Opinion: United States needs honorable leaders

Ramzy Al-mulla, Columnist

“It doesn’t matter. We won.” 

That is what President Donald Trump said during an interview on CBS’s 60 Minutes when asked to clarify whether he believes if Christine Blasey Ford lied about her allegations of sexual assault against newly appointed Supreme Court Justice Brett Kavanaugh. 

Their strategy was pretty simple–deny everything and dismiss it as a partisan attack. The strategy saw great success when Justice Clarence Thomas was appointed under a similar controversy in 1991. While Ford’s allegations against Kavanaugh were based on physical sexual assault, Hill’s allegations against Thomas were regarding verbal sexual harassment.

Describing the abuse, Hill said “his conversations were very vivid. He spoke about acts that he had seen in pornographic films involving such matters as women having sex with animals, and films showing group sex” and scenes of sexual assault. “On several occasions Thomas told me graphically of his own sexual prowess,” Hill said. 

In short, he abused his position of power over a woman to assert his unrequited feelings, to get her attention, like a fifth grader pulling a girl’s hair. 

Thomas was confirmed with a 52-48 vote, largely divided along the same party lines as Kavanaugh’s vote of 50-48. In the simplest terms, both polarizing confirmations revolved around a fairly basic question–is political ideology more important than character when it comes to choosing who holds office? 

Having appointed two deeply conservative judges to the highest court despite serious infringements of multiple individuals’ right to personal sovereignty, the Republican Party has made their position pretty clear.

The senators who confirmed Kavanaugh truly represent their constituents. They represent those who elected Donald Trump as president despite countless serious allegations and scandals, and nominated Roy Moore–a pedophile–to replace Jeff Sessions’ Alabama senate seat. He may have lost, but he was still twice elected Chief Justice of Alabama.

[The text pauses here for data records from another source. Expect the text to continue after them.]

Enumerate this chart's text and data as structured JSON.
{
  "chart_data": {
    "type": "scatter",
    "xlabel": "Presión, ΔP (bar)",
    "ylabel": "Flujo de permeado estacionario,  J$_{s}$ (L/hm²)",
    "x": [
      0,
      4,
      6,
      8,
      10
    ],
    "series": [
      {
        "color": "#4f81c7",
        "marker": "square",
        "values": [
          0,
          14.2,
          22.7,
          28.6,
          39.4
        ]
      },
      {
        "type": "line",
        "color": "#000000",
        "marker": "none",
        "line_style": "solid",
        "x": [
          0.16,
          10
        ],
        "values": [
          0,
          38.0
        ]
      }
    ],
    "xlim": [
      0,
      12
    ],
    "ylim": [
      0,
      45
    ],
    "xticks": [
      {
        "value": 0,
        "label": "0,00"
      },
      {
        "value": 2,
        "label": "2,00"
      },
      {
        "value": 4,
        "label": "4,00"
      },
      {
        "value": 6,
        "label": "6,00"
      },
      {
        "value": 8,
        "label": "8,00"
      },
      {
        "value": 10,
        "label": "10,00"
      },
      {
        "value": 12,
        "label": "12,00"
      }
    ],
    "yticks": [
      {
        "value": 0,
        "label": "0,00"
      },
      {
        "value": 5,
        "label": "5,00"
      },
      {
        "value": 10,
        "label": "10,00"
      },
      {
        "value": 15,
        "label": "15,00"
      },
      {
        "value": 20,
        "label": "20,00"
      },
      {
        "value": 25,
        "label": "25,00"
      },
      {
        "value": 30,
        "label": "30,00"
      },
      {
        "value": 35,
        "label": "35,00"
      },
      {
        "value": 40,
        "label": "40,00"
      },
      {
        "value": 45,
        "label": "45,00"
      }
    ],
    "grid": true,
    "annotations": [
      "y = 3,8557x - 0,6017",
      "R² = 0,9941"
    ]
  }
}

Moore got banned from an Alabama mall by one of his accusers, and went on to be in charge of the highest court in the state. It’s suddenly not so surprising that Kavanaugh made it, considering the people already in charge.

What sets Kavanaugh apart from both Thomas and Moore, however, is his unsettling relevance to the greater story around the Trump Administration.

Commenting on what motivated senators to push Kavanaugh through, Oregon State University Professor of Political Science, Richard Clinton said, “he has established a record of absolving the President of any kind of responsibility while he’s in office,” something the congressmen themselves are relying on as well.

Buried under the typhoon of “breaking” news produced every day, several Republican congressmen have been accused of things like insider trading, insider loaning–just general, run of the mill sleazy stuff. Kavanaugh happens to have consistently voiced the opinion that federal officials should not be held to state-level indictments (ie. insider trading). 

This has plagued the news cycle for so many years because half the voting population genuinely does not care about what a nominee has said or done. Many of them only vote because of a single issue such as abortion, gun-rights or taxes.

Although they are aware a great many issues plague American politics, most millennials do not know the full extent or choose to resign themselves to disillusion rather than stay actively informed. 

According to Professor Bill Lunch, another professor of political science at OSU, “the great majority of young potential voters aren’t outraged about political developments, they are scarcely aware of them.”

This must change if the corrupt cycle of power is ever going to end.